Alman Kanser Araştırma Merkezi (DKFZ/ Heidelberg) araştırmacıları birkaç yıl önce de, sağlıklı yaşam önerilerini yerine getiren insanların, sağlıksız yaşam biçimi sürenlere kıyasla 17 yıl kadar daha uzun yaşadıklarını göstermişlerdi. Şimdi ise sonuçları, belli başlı kan serumu göstergelerini de dikkate alarak daha da netleştirmeye çalıştılar. Bunun için laboratuvar testleriyle belirlenebilen beş kan değeri seçildi:
Büyüme farklılaşma faktörü 15 (GDF-15), oksidatif stres, inflamasyon ve mitokondriyal disfonksiyonu gösterir. Sistatin C seviyesi böbrek fonksiyonunu ve NT-proBNP ise kalp hasarını gösterir. Yüksek HbA1c değeri diyabet ve sağlıksız metabolizmaya işaret ederken, C-reaktif protein CRP ise sistematik iltihabın bir göstergesidir. Araştırmacılar EPIC (European Prospective Investigation into Cancer and Nutrition) araştırmasına katılan kişilerin verilerini değerlendirdiler. EPIC araştırması 25.000’den fazla orta yaşlı ve daha yaşlı katılımcıların verilerini içeriyor. Katılımcılardan 2.571’i araştırmanın bitiminde (2014) yaşamını yitirmişti.

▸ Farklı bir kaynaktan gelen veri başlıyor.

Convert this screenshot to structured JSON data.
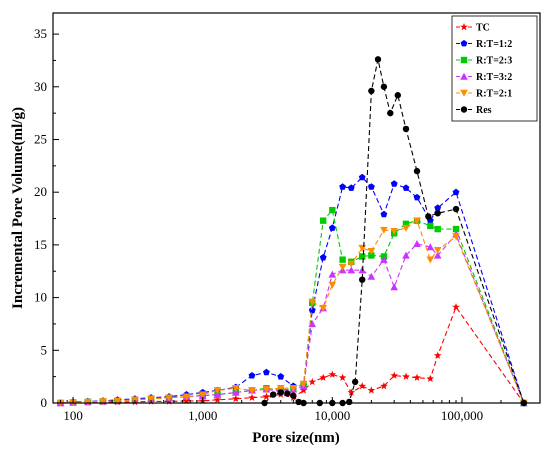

Bilim insanları tüm katılımcılar için yaşam tarzıyla ilgili risk faktörlerine dayanan (sigara, beden kitle endeksi, alkol tüketimi, fiziksel aktivite, diyabet, yüksek tansiyon) bir profil çıkardılar. Bu profil tek başına ele alındığında, en iyi profile sahip erkeklerin yaşam beklentisi, en sağlıksız yaşam biçimi sürenlere kıyasla 16,8 yıl daha yüksek oluyor. Bu oran kadınlarda sadece 9,87 yıl. Yaşam biçimine, serum göstergeleri de eklendiğinde sağlıklı ve sağlıksız yaşam süren erkeklerin yaşam beklentisi arasındaki fark 22,7 yıla çıkıyor. Kadınlarda ise bu fark 14 yıl. Öncelenen yaşam beklentisindeki kayıp, örneğin doktorlara, hastalarını sağlıksız alışkanlıklarından vazgeçirmeleri konusunda yardımcı olabilir. Ayrıca bu değerlendirmelerle yüksek sağlık riski taşıyan hastalar tespit edilip, doğrudan doğruya yeniliklerden yararlanmaları da sağlanabilir.